Jean-Francois-Marie de Surville, captain,
St. Jean Baptiste (650 tons, 36 guns, taking water)
steps from his longboat in blue velvet suit
crimson cravat to a rocky ledge jutting out
from the beach hand holding on to his natty hat
desperate with forty men dead from scurvy
many scabbed and shivering on their berths
his fear of ambush and attack overridden
by need for water, fresh food, firewood. The chief
steps forward in his dogskin cloak, red ochre topnot
spiral cheeks. He hongis the pakeha, gestures
fearfully at the muskets while the watchful
gathered hapu wave ferns in powhiri but some
with rolling flashing eyes, brandished patu
only stiffen the will of M. de Surville
sailing out of India in search of gold and silver
a rich fabled isle not on the charts
with a cargo of brandy wine opium iron bars...
now he's on the scrounge for water, fresh greens.
His men fill the water barrels and accept kahawai
flapping from the net, watercress and wild celery.
Girls offer themselves, 'showing everything they have'
and gesture towards the bush, but wary sailors stay put.
Surville presents cloth a barrel a bucket an axe
piglets a jacket for the chief. He is curious,
makes daily visits to the captain's cabin,
asks to see a cannon fired and raves over
the waterspout. He returns Surville's stolen knife.
Surville notes the palisaded pa, young kumara gardens
declines the offer of slaves, marvels at scarlet
smoking trees muscling from cliffs. In his log
he writes: 'this bay seems a lovely place.'
* * *
Dark sky, violent north east storm, that chilling
whine in the rigging. The St. Jean Baptiste rolls
and pitches on four metre breaking waves, decks
awash.
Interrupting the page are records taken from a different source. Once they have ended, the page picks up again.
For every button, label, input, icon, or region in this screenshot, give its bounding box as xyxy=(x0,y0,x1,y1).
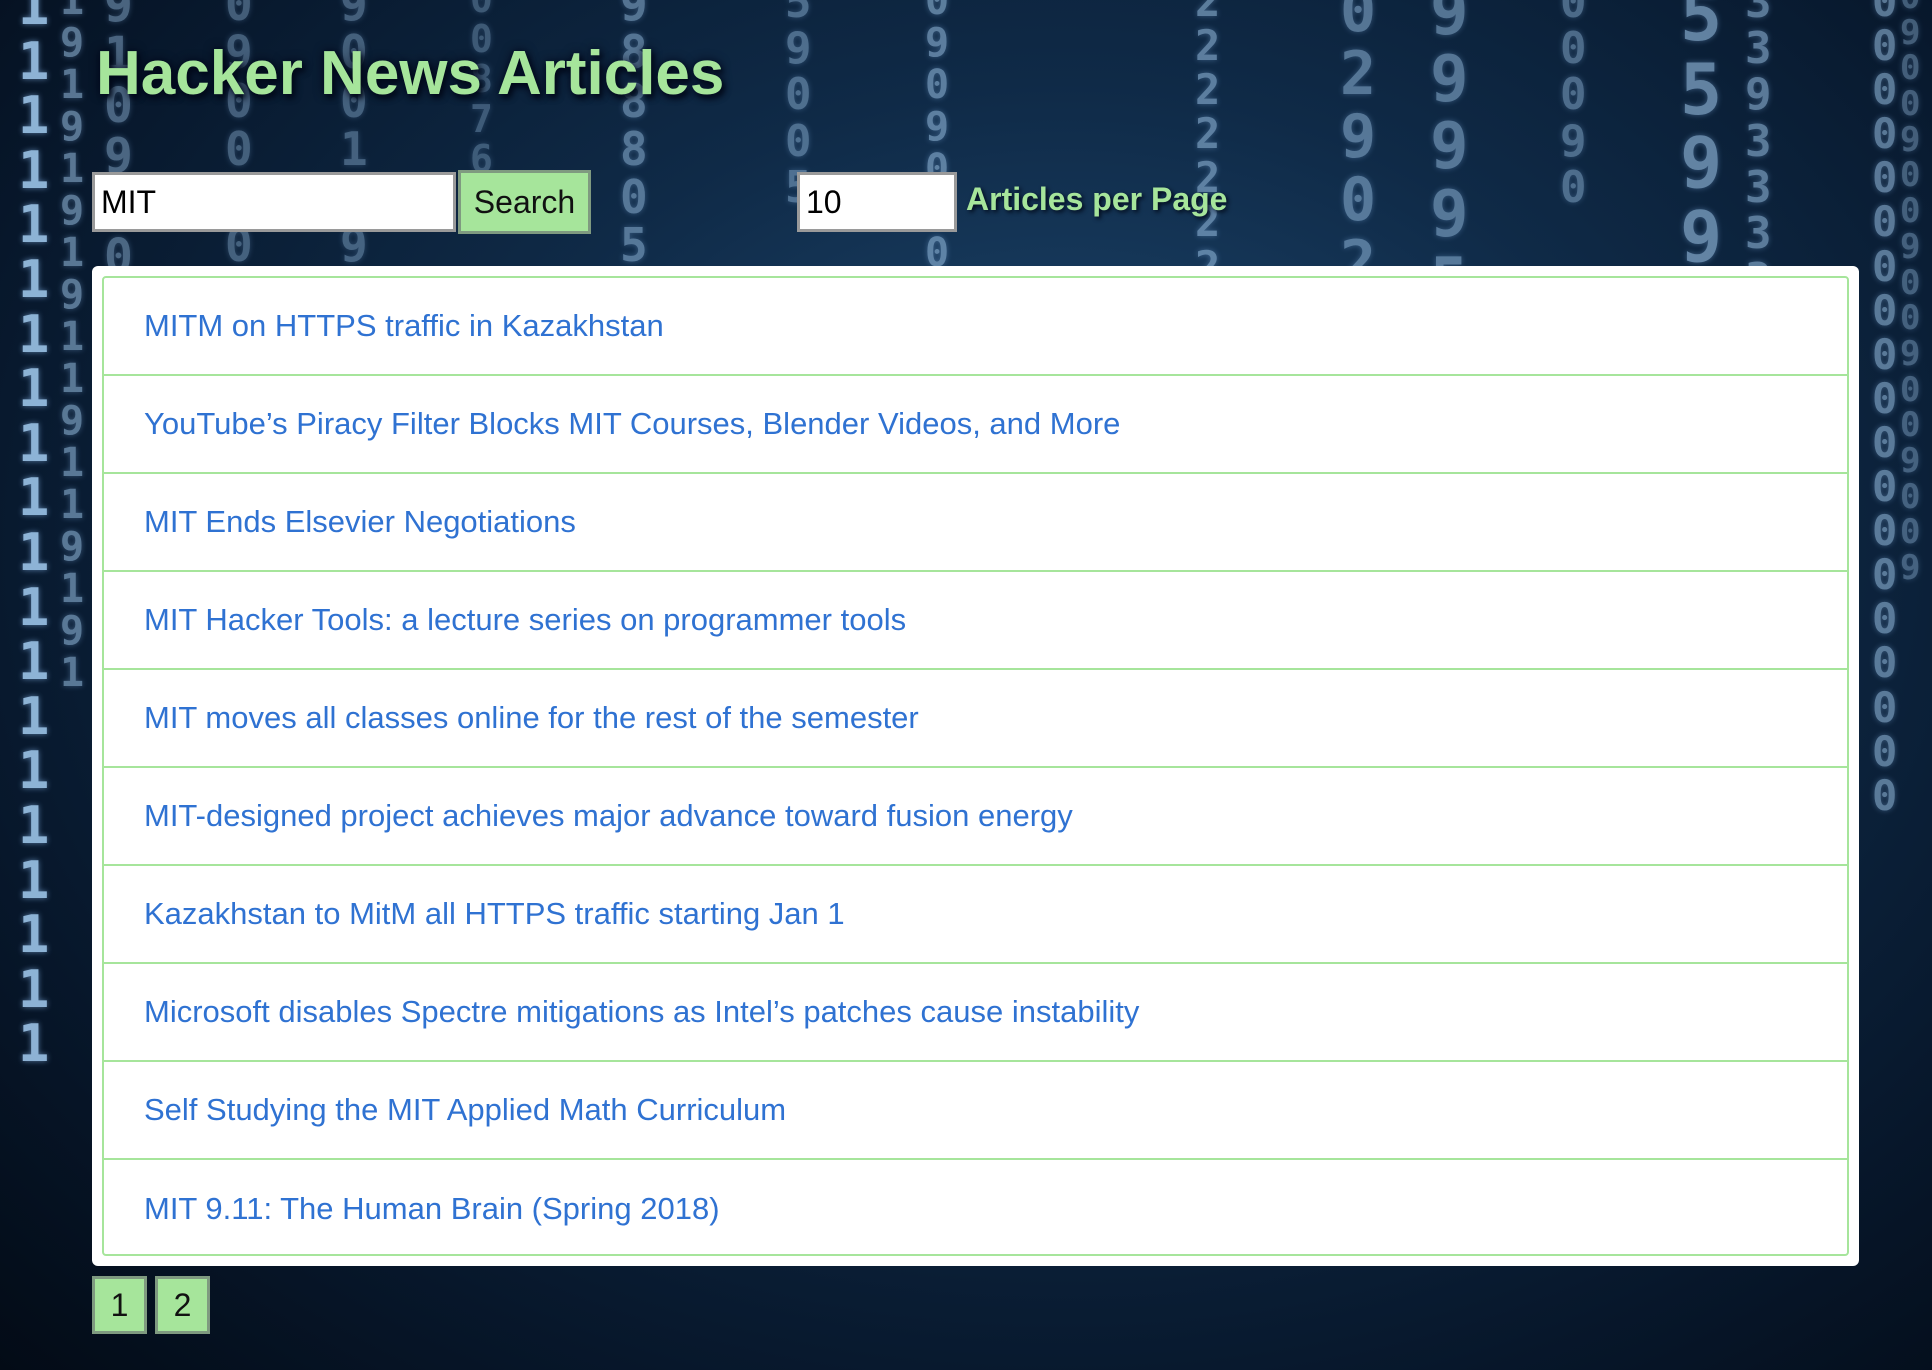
article-list-item: MIT moves all classes online for the res… xyxy=(104,670,1847,768)
page-button-1[interactable]: 1 xyxy=(92,1276,147,1334)
article-list-item: MIT Ends Elsevier Negotiations xyxy=(104,474,1847,572)
search-input[interactable] xyxy=(92,172,456,232)
pagination: 1 2 xyxy=(92,1276,210,1334)
page-title: Hacker News Articles xyxy=(96,39,725,108)
article-list-item: MIT-designed project achieves major adva… xyxy=(104,768,1847,866)
article-link[interactable]: MIT Ends Elsevier Negotiations xyxy=(144,504,576,540)
article-list-item: MIT Hacker Tools: a lecture series on pr… xyxy=(104,572,1847,670)
search-button[interactable]: Search xyxy=(458,170,591,234)
article-list-item: MITM on HTTPS traffic in Kazakhstan xyxy=(104,278,1847,376)
article-list-item: YouTube’s Piracy Filter Blocks MIT Cours… xyxy=(104,376,1847,474)
article-list-item: Microsoft disables Spectre mitigations a… xyxy=(104,964,1847,1062)
page-button-2[interactable]: 2 xyxy=(155,1276,210,1334)
article-list-item: Kazakhstan to MitM all HTTPS traffic sta… xyxy=(104,866,1847,964)
article-list-card: MITM on HTTPS traffic in Kazakhstan YouT… xyxy=(92,266,1859,1266)
article-list-item: MIT 9.11: The Human Brain (Spring 2018) xyxy=(104,1160,1847,1254)
article-link[interactable]: MITM on HTTPS traffic in Kazakhstan xyxy=(144,308,664,344)
articles-per-page-input[interactable] xyxy=(797,172,957,232)
article-link[interactable]: MIT moves all classes online for the res… xyxy=(144,700,919,736)
articles-per-page-label: Articles per Page xyxy=(966,181,1228,217)
article-link[interactable]: Self Studying the MIT Applied Math Curri… xyxy=(144,1092,786,1128)
article-link[interactable]: Kazakhstan to MitM all HTTPS traffic sta… xyxy=(144,896,845,932)
article-link[interactable]: YouTube’s Piracy Filter Blocks MIT Cours… xyxy=(144,406,1120,442)
article-link[interactable]: MIT 9.11: The Human Brain (Spring 2018) xyxy=(144,1191,720,1227)
article-link[interactable]: MIT Hacker Tools: a lecture series on pr… xyxy=(144,602,906,638)
article-link[interactable]: MIT-designed project achieves major adva… xyxy=(144,798,1073,834)
article-list: MITM on HTTPS traffic in Kazakhstan YouT… xyxy=(102,276,1849,1256)
article-list-item: Self Studying the MIT Applied Math Curri… xyxy=(104,1062,1847,1160)
article-link[interactable]: Microsoft disables Spectre mitigations a… xyxy=(144,994,1139,1030)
The master sweats on his berth, his ear
to the shredding gale, dreaming fitfully of cannibal
feasts, black reefs surfacing under the bow.
Ghastly dawn, the ship drags her anchors towards shore.
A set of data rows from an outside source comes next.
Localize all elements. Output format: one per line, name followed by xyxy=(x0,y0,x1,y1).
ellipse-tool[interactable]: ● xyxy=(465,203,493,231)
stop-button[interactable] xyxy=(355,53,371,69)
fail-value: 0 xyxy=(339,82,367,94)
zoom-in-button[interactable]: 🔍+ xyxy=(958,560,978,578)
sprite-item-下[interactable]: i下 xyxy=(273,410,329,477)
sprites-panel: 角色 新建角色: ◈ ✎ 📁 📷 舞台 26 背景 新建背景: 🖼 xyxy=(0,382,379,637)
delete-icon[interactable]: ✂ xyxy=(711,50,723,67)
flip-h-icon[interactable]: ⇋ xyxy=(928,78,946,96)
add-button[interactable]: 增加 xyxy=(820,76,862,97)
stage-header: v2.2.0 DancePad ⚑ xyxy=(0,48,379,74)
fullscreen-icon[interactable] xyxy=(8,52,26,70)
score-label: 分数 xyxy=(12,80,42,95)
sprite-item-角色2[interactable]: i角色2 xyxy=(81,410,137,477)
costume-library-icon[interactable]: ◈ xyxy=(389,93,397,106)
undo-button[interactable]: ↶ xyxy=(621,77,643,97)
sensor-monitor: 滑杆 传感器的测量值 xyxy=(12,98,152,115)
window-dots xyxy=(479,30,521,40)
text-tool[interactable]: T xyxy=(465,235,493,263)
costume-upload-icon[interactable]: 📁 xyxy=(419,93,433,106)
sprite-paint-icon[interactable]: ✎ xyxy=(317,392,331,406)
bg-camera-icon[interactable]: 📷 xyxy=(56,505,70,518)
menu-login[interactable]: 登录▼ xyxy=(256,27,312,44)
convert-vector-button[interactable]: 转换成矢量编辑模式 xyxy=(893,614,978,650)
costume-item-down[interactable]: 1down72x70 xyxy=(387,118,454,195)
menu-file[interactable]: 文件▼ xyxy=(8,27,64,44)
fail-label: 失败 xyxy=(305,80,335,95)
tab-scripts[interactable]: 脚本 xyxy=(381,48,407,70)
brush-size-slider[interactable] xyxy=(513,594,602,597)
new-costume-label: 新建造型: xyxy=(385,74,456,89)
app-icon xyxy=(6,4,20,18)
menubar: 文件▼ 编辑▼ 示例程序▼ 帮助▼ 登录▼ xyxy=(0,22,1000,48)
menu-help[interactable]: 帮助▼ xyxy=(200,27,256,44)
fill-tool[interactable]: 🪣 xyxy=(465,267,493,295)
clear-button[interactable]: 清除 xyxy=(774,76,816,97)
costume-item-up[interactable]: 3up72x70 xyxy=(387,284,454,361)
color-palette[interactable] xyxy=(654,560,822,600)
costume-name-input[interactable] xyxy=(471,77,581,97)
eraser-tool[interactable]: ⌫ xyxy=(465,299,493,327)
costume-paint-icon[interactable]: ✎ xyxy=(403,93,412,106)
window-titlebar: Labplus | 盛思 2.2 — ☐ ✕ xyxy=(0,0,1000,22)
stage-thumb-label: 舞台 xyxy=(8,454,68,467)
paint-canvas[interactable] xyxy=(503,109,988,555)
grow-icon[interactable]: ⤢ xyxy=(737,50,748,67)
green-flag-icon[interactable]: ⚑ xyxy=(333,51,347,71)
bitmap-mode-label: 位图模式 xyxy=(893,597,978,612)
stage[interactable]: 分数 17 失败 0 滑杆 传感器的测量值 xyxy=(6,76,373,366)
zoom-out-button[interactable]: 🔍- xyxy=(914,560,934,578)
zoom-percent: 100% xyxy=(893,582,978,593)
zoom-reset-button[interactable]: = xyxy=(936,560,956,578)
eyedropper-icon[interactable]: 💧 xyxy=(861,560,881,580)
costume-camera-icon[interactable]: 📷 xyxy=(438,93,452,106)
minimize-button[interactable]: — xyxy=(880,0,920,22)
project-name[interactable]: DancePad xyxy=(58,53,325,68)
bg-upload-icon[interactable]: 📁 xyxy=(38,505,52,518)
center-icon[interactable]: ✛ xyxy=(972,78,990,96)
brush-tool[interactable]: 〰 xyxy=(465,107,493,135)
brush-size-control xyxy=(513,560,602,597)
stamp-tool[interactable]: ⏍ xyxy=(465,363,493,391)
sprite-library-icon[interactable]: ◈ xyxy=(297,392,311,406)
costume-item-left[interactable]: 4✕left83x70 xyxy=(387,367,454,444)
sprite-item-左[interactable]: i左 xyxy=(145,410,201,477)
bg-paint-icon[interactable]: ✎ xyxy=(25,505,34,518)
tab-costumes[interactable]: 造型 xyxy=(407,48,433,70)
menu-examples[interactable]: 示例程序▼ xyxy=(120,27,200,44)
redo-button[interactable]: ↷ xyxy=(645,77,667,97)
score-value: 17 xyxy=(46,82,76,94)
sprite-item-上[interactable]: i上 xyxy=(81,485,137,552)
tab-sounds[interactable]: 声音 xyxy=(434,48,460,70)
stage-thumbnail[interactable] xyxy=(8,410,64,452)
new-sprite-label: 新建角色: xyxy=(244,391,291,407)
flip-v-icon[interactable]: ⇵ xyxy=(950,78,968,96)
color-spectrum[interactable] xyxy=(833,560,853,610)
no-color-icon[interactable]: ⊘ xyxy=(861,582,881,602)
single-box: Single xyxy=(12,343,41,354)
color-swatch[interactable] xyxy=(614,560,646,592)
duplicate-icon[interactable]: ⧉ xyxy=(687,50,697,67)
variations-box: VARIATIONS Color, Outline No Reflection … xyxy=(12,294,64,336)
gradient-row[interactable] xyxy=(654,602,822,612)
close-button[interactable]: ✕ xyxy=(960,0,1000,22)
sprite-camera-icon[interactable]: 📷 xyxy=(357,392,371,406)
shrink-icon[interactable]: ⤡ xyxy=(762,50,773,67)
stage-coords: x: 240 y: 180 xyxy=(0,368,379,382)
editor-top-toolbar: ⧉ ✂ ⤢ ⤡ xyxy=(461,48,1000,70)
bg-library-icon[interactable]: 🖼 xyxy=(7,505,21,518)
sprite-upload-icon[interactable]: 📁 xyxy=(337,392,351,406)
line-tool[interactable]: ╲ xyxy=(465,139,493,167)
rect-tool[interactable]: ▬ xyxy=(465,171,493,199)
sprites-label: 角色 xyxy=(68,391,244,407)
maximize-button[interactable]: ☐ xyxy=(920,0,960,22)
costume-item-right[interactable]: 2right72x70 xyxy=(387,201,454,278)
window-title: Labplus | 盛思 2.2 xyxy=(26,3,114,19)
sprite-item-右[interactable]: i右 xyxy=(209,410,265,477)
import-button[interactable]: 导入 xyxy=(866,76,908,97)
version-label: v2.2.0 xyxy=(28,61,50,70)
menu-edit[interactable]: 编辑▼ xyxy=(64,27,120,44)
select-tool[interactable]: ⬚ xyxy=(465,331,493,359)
The skipper shouts the orders (in French of course)
'Raise the foresail...let the anchors go.'
Only two boat lengths from rocks to leeward
'fit to make your hair stand on end'
the drifting ship won't answer the helm
will not make way. Surville looks at his death
down under his tired heart thumps in his chest.
By fractions the bow starts to point. They run
with the wind like a frightened goose, to Whatuwhiwhi...
* * *
The missing ship's yawl is spotted on Tokerau beach.
Longboat lowered, skipper and oarsmen waste no time
but the only trace they find is the imprint across
dunes to a creek. The overstretched rationality
of Jean-Francois-Marie de Surville snaps.
His officers say he has been too soft, do they?
Enough. A chief who approaches carrying a green branch
is seized, whare storehouses waka and nets set alight.
European violence comes to Tai Tokerau, the place ablaze
the chief abducted (and dead from scurvy in ten weeks).
Surville puts to sea toute de suite of course
he drowns soon enough in Peruvian surf, the bar of Chilca,
as he rows ashore to get help from the Spanish consul
dressed to the nines with sword and military medal.
His legend survives with the people of Tai Tokerau:
'We fed these salts from the other side of the sea
who were sick, we were kind to them but the chief
Ranginui was taken by them without any reason
and the vessel was lost to sight out far on the sea.'
A motor inn (so called) with a reputation
for erratic cooking bears Surville's name.
One of his anchors is in the museum at Kaitaia.